Il y avait un troisième Léon, notre cher Léon de Montesquiou, tombé héroïquement depuis, à l’attaque de Champagne, le 25 septembre 1915. Ce « héros raisonnable », — comme a dit Vaugeois, — parlait peu, écoutait beaucoup, en tordant ses longues moustaches blondes, puis, de temps en temps, de sa forte voix, plaçait un mot précis, décisif, qui montrait son jugement et sa compétence. Mme de Loynes l’aimait et comprenait ce quelque chose de grave, de doux, d’inébranlable qui était en lui, son âme fière et attentive. Soudain, à une bonne bourde lancée par un de nous, à une plaisanterie de Lemaître ou de Grosclaude, à une réflexion de Capus, Montesquiou éclatait d’un rire franc, sonore, communicatif, inoubliable. Car il n’y avait pas vivant plus proche des gens et des choses, plus compréhensif, plus chaud de cœur que cet aristo entre les aristos. Le resplendissement de sa droiture faisait son autorité. Sa mort est, pour le pays, une perte irréparable… Et comme il était délicatement bon !

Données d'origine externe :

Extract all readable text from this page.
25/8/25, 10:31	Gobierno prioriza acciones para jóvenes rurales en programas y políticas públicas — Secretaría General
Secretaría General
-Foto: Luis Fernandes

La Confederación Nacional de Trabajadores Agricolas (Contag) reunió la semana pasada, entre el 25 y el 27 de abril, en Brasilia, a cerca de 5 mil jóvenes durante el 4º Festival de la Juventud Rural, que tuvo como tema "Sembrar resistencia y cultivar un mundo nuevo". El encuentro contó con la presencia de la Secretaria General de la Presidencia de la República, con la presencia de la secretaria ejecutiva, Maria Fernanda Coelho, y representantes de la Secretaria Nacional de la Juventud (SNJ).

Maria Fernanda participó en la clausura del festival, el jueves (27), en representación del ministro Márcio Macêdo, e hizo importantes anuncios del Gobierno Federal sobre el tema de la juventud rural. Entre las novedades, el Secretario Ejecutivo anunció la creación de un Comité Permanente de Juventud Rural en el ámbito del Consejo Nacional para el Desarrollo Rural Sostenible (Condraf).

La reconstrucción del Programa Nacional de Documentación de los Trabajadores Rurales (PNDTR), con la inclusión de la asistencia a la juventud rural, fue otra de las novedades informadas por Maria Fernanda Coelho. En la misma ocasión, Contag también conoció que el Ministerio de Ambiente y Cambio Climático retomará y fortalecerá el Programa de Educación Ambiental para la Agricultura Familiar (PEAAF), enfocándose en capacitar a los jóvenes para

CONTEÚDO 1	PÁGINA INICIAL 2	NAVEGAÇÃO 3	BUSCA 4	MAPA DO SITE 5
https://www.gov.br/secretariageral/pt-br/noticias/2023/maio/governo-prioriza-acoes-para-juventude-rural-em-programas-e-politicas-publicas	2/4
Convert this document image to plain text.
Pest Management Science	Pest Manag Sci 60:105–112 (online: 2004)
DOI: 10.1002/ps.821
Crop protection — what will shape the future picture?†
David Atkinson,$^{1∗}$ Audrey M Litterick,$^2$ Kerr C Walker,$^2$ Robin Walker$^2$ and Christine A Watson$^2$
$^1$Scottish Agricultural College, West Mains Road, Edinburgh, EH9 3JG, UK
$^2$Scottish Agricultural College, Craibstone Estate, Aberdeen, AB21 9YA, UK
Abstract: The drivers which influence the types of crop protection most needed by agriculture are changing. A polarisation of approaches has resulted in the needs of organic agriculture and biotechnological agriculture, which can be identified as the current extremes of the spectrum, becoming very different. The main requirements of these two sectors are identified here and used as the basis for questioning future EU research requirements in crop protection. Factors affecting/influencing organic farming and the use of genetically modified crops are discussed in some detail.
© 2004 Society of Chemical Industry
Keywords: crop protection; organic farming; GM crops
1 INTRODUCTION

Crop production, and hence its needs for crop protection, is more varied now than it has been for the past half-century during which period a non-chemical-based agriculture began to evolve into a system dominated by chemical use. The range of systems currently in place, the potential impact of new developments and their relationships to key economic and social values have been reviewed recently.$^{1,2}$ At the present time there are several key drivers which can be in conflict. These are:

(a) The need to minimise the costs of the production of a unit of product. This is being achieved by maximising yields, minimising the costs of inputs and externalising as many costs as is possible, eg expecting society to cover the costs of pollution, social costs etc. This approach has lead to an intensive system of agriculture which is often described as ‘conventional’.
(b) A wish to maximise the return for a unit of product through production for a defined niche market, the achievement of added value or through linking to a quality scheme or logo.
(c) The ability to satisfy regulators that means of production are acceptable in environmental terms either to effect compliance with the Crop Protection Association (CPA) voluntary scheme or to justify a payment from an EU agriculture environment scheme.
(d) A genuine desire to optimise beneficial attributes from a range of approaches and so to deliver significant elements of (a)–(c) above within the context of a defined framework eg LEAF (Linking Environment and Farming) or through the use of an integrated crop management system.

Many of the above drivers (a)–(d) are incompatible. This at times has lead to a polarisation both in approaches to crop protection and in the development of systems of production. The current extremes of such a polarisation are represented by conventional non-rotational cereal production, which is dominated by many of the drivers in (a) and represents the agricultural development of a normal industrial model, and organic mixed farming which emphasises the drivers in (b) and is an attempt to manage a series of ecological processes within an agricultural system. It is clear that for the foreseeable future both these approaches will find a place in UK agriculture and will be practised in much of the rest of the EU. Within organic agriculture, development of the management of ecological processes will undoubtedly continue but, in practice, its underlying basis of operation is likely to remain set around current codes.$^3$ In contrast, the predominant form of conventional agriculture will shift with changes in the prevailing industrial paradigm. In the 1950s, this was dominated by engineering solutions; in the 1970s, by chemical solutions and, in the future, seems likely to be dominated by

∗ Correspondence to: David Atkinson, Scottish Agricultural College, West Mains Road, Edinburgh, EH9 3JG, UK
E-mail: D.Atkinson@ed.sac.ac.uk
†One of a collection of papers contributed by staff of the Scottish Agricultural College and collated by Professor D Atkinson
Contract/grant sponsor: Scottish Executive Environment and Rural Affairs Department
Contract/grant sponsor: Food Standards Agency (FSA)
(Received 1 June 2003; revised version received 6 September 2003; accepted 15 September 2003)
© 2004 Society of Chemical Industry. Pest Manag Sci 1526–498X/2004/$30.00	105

Berthoulat, directeur de la Liberté, était sympathique à tous les habitués. C’était généralement lui qui apportait les nouvelles, les soirs de grande séance à la Chambre, et il était en conséquence excusé pour un retard d’une demi-heure, même de trois quarts d’heure. Pauline avait soin qu’on lui mît les plats au chaud. Il racontait tout en mangeant, désolé de ne pouvoir savourer davantage, jetant des regards tristes aux mets exquis que notre curiosité l’obligeait ainsi à saboter. Mme de Loynes compensait ce Tantale par toutes sortes de gentilles petites attentions et de gâteries. Car elle portait aux choses de la politique, jusque dans les petits détails, un intérêt passionné, et elle savait gré à Berthoulat de ne jamais farder la vérité, même désagréable. Nous traitions tous cette femme âgée et sensible comme si elle avait eu trente ans, tant sa force morale était d’un beau métal. On s’appuyait à son énergie, comme on se fiait à sa perspicacité.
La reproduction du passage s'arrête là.